The problem being faced by academic hospitalists “and it’s an issue that affects the entire specialty “has to do with the difficulties these physicians have conducting research. Hospitalists who don’t do fellowships often are at a disadvantage figuring out how to take their big ideas and properly research (and publish) them.
As our cover story explains, clinician educators interested in doing some research face barriers just about every step of the way. Most hospitalists aren’t going to opt for a hospital medicine or research fellowship that could teach them the ropes of basic research, and funding from federal agencies and foundations is increasingly competitive.
But challenges exist on a more basic level. Even academic hospitalists with some protected time say that time isn’t consistent enough to do research.

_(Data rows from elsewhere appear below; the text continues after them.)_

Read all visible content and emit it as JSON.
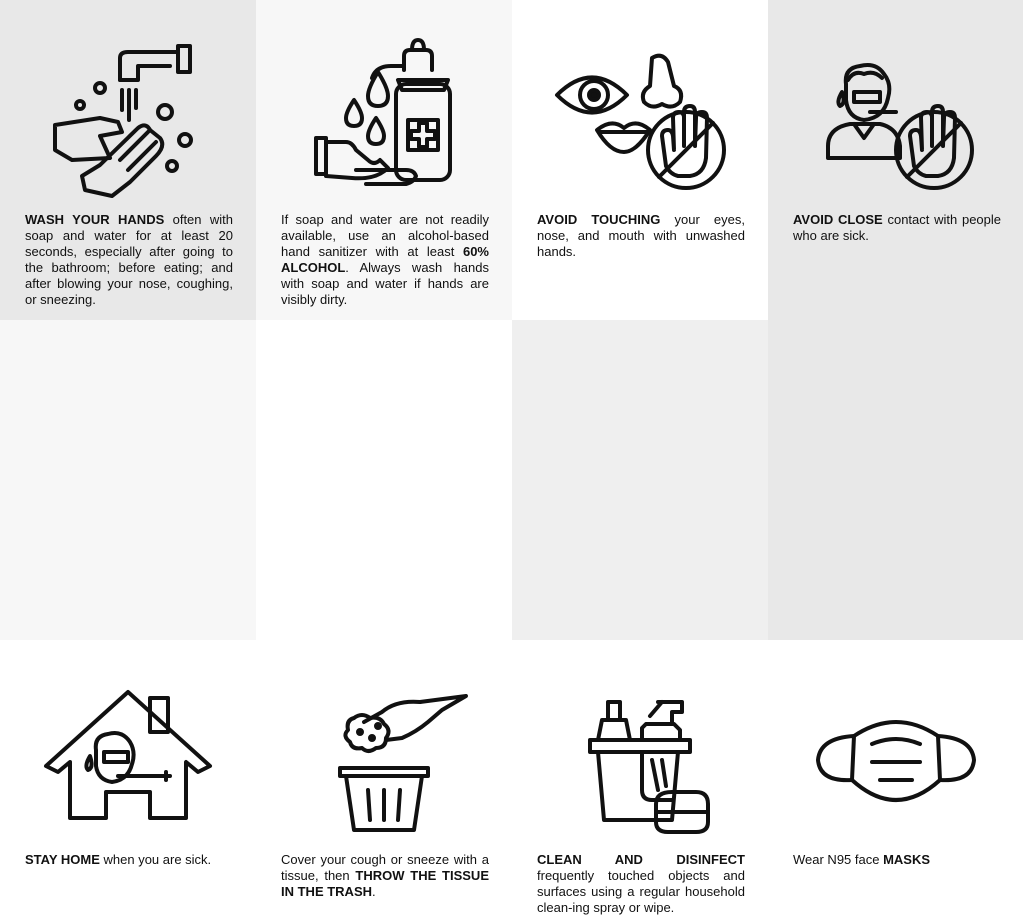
{
  "tips": [
    {
      "icon": "hand-washing-icon",
      "parts": [
        {
          "bold": "WASH YOUR HANDS"
        },
        {
          "text": " often with soap and water for at least 20 seconds, especially after going to the bathroom; before eating; and after blowing your nose, coughing, or sneezing."
        }
      ]
    },
    {
      "icon": "hand-sanitizer-icon",
      "parts": [
        {
          "text": "If soap and water are not readily available, use an alcohol-based hand sanitizer with at least "
        },
        {
          "bold": "60% ALCOHOL"
        },
        {
          "text": ". Always wash hands with soap and water if hands are visibly dirty."
        }
      ]
    },
    {
      "icon": "no-touching-face-icon",
      "parts": [
        {
          "bold": "AVOID TOUCHING"
        },
        {
          "text": " your eyes, nose, and mouth with unwashed hands."
        }
      ]
    },
    {
      "icon": "avoid-sick-person-icon",
      "parts": [
        {
          "bold": "AVOID CLOSE"
        },
        {
          "text": " contact with people who are sick."
        }
      ]
    },
    {
      "icon": "stay-home-icon",
      "parts": [
        {
          "bold": "STAY HOME"
        },
        {
          "text": " when you are sick."
        }
      ]
    },
    {
      "icon": "tissue-trash-icon",
      "parts": [
        {
          "text": "Cover your cough or sneeze with a tissue, then "
        },
        {
          "bold": "THROW THE TISSUE IN THE TRASH"
        },
        {
          "text": "."
        }
      ]
    },
    {
      "icon": "cleaning-supplies-icon",
      "parts": [
        {
          "bold": "CLEAN AND DISINFECT"
        },
        {
          "text": " frequently touched objects and surfaces using a regular household clean-ing spray or wipe."
        }
      ]
    },
    {
      "icon": "face-mask-icon",
      "parts": [
        {
          "text": "Wear N95 face "
        },
        {
          "bold": "MASKS"
        }
      ]
    }
  ],
  "colors": {
    "ink": "#111111",
    "bg_dark": "#e8e8e8",
    "bg_light": "#f7f7f7",
    "bg_white": "#ffffff"
  }
}
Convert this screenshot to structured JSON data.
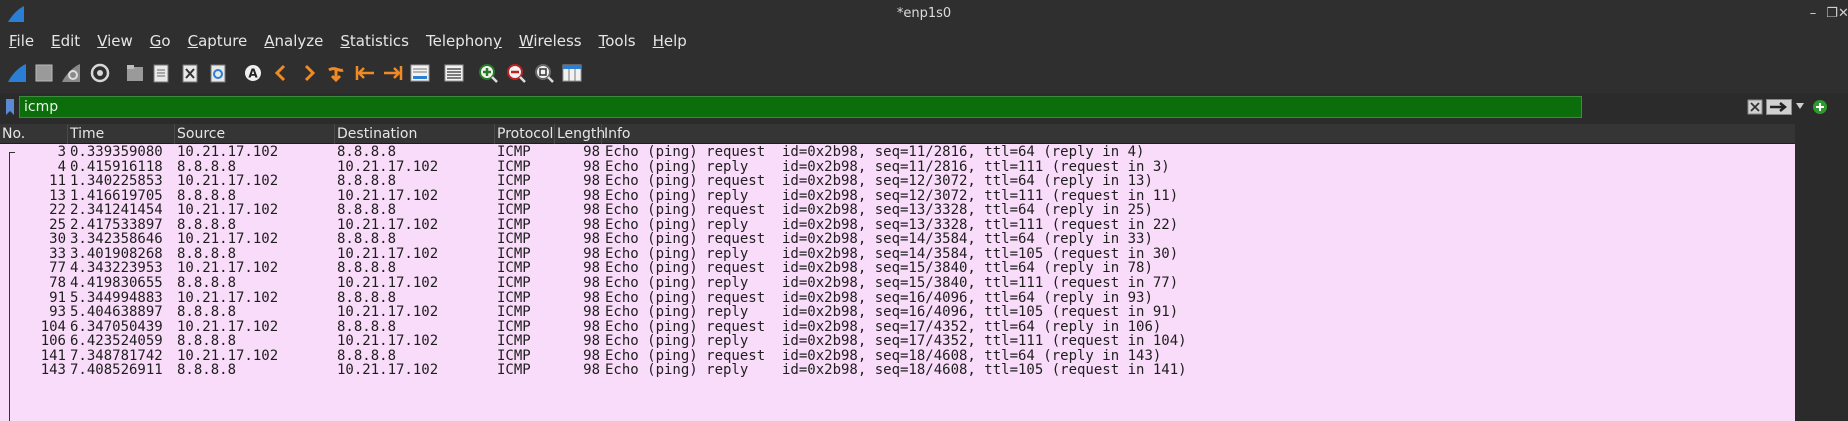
{
  "window": {
    "title": "*enp1s0",
    "controls": [
      "minimize",
      "restore",
      "close"
    ]
  },
  "menu": [
    {
      "label": "File",
      "key": "F",
      "rest": "ile"
    },
    {
      "label": "Edit",
      "key": "E",
      "rest": "dit"
    },
    {
      "label": "View",
      "key": "V",
      "rest": "iew"
    },
    {
      "label": "Go",
      "key": "G",
      "rest": "o"
    },
    {
      "label": "Capture",
      "key": "C",
      "rest": "apture"
    },
    {
      "label": "Analyze",
      "key": "A",
      "rest": "nalyze"
    },
    {
      "label": "Statistics",
      "key": "S",
      "rest": "tatistics"
    },
    {
      "label": "Telephony",
      "key": "y",
      "rest": "Telephon"
    },
    {
      "label": "Wireless",
      "key": "W",
      "rest": "ireless"
    },
    {
      "label": "Tools",
      "key": "T",
      "rest": "ools"
    },
    {
      "label": "Help",
      "key": "H",
      "rest": "elp"
    }
  ],
  "toolbar": {
    "icons": [
      "shark-fin-start-icon",
      "stop-square-icon",
      "restart-fin-icon",
      "options-gear-icon",
      "open-folder-icon",
      "save-file-icon",
      "close-file-icon",
      "reload-icon",
      "find-packet-icon",
      "go-back-icon",
      "go-forward-icon",
      "go-to-packet-icon",
      "first-packet-icon",
      "last-packet-icon",
      "autoscroll-icon",
      "colorize-icon",
      "zoom-in-icon",
      "zoom-out-icon",
      "normal-size-icon",
      "resize-columns-icon"
    ]
  },
  "filter": {
    "value": "icmp",
    "color": "#0b6e0b"
  },
  "columns": [
    "No.",
    "Time",
    "Source",
    "Destination",
    "Protocol",
    "Length",
    "Info"
  ],
  "packets": [
    {
      "no": "3",
      "time": "0.339359080",
      "src": "10.21.17.102",
      "dst": "8.8.8.8",
      "proto": "ICMP",
      "len": "98",
      "info": "Echo (ping) request  id=0x2b98, seq=11/2816, ttl=64 (reply in 4)"
    },
    {
      "no": "4",
      "time": "0.415916118",
      "src": "8.8.8.8",
      "dst": "10.21.17.102",
      "proto": "ICMP",
      "len": "98",
      "info": "Echo (ping) reply    id=0x2b98, seq=11/2816, ttl=111 (request in 3)"
    },
    {
      "no": "11",
      "time": "1.340225853",
      "src": "10.21.17.102",
      "dst": "8.8.8.8",
      "proto": "ICMP",
      "len": "98",
      "info": "Echo (ping) request  id=0x2b98, seq=12/3072, ttl=64 (reply in 13)"
    },
    {
      "no": "13",
      "time": "1.416619705",
      "src": "8.8.8.8",
      "dst": "10.21.17.102",
      "proto": "ICMP",
      "len": "98",
      "info": "Echo (ping) reply    id=0x2b98, seq=12/3072, ttl=111 (request in 11)"
    },
    {
      "no": "22",
      "time": "2.341241454",
      "src": "10.21.17.102",
      "dst": "8.8.8.8",
      "proto": "ICMP",
      "len": "98",
      "info": "Echo (ping) request  id=0x2b98, seq=13/3328, ttl=64 (reply in 25)"
    },
    {
      "no": "25",
      "time": "2.417533897",
      "src": "8.8.8.8",
      "dst": "10.21.17.102",
      "proto": "ICMP",
      "len": "98",
      "info": "Echo (ping) reply    id=0x2b98, seq=13/3328, ttl=111 (request in 22)"
    },
    {
      "no": "30",
      "time": "3.342358646",
      "src": "10.21.17.102",
      "dst": "8.8.8.8",
      "proto": "ICMP",
      "len": "98",
      "info": "Echo (ping) request  id=0x2b98, seq=14/3584, ttl=64 (reply in 33)"
    },
    {
      "no": "33",
      "time": "3.401908268",
      "src": "8.8.8.8",
      "dst": "10.21.17.102",
      "proto": "ICMP",
      "len": "98",
      "info": "Echo (ping) reply    id=0x2b98, seq=14/3584, ttl=105 (request in 30)"
    },
    {
      "no": "77",
      "time": "4.343223953",
      "src": "10.21.17.102",
      "dst": "8.8.8.8",
      "proto": "ICMP",
      "len": "98",
      "info": "Echo (ping) request  id=0x2b98, seq=15/3840, ttl=64 (reply in 78)"
    },
    {
      "no": "78",
      "time": "4.419830655",
      "src": "8.8.8.8",
      "dst": "10.21.17.102",
      "proto": "ICMP",
      "len": "98",
      "info": "Echo (ping) reply    id=0x2b98, seq=15/3840, ttl=111 (request in 77)"
    },
    {
      "no": "91",
      "time": "5.344994883",
      "src": "10.21.17.102",
      "dst": "8.8.8.8",
      "proto": "ICMP",
      "len": "98",
      "info": "Echo (ping) request  id=0x2b98, seq=16/4096, ttl=64 (reply in 93)"
    },
    {
      "no": "93",
      "time": "5.404638897",
      "src": "8.8.8.8",
      "dst": "10.21.17.102",
      "proto": "ICMP",
      "len": "98",
      "info": "Echo (ping) reply    id=0x2b98, seq=16/4096, ttl=105 (request in 91)"
    },
    {
      "no": "104",
      "time": "6.347050439",
      "src": "10.21.17.102",
      "dst": "8.8.8.8",
      "proto": "ICMP",
      "len": "98",
      "info": "Echo (ping) request  id=0x2b98, seq=17/4352, ttl=64 (reply in 106)"
    },
    {
      "no": "106",
      "time": "6.423524059",
      "src": "8.8.8.8",
      "dst": "10.21.17.102",
      "proto": "ICMP",
      "len": "98",
      "info": "Echo (ping) reply    id=0x2b98, seq=17/4352, ttl=111 (request in 104)"
    },
    {
      "no": "141",
      "time": "7.348781742",
      "src": "10.21.17.102",
      "dst": "8.8.8.8",
      "proto": "ICMP",
      "len": "98",
      "info": "Echo (ping) request  id=0x2b98, seq=18/4608, ttl=64 (reply in 143)"
    },
    {
      "no": "143",
      "time": "7.408526911",
      "src": "8.8.8.8",
      "dst": "10.21.17.102",
      "proto": "ICMP",
      "len": "98",
      "info": "Echo (ping) reply    id=0x2b98, seq=18/4608, ttl=105 (request in 141)"
    }
  ],
  "colors": {
    "row_bg": "#f9dcf9",
    "chrome_bg": "#2f2f2f",
    "filter_bg": "#0b6e0b"
  }
}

And hospital medicine is so young that there is a huge dearth of mentors. That lack of guidance from more senior hospitalist researchers is cited over and over by physicians trying to get research projects off the ground.
Academic hospitalists also say that research may be a victim of hospital medicine’s runaway success. The clinical and educational demands on academic hospitalists are so great that, in many hospitals, research isn’t given the respect it deserves.
Or the time it needs. Academic hospitalists point out that hospital medicine represents a huge body of medicine that affects millions of patients “and that only hospitalists have a handle on. Given how many hospitalists (even in nonteaching centers) are engaged in quality, process and clinical improvement, the field still has a long way to go to turn those projects into a robust body of research.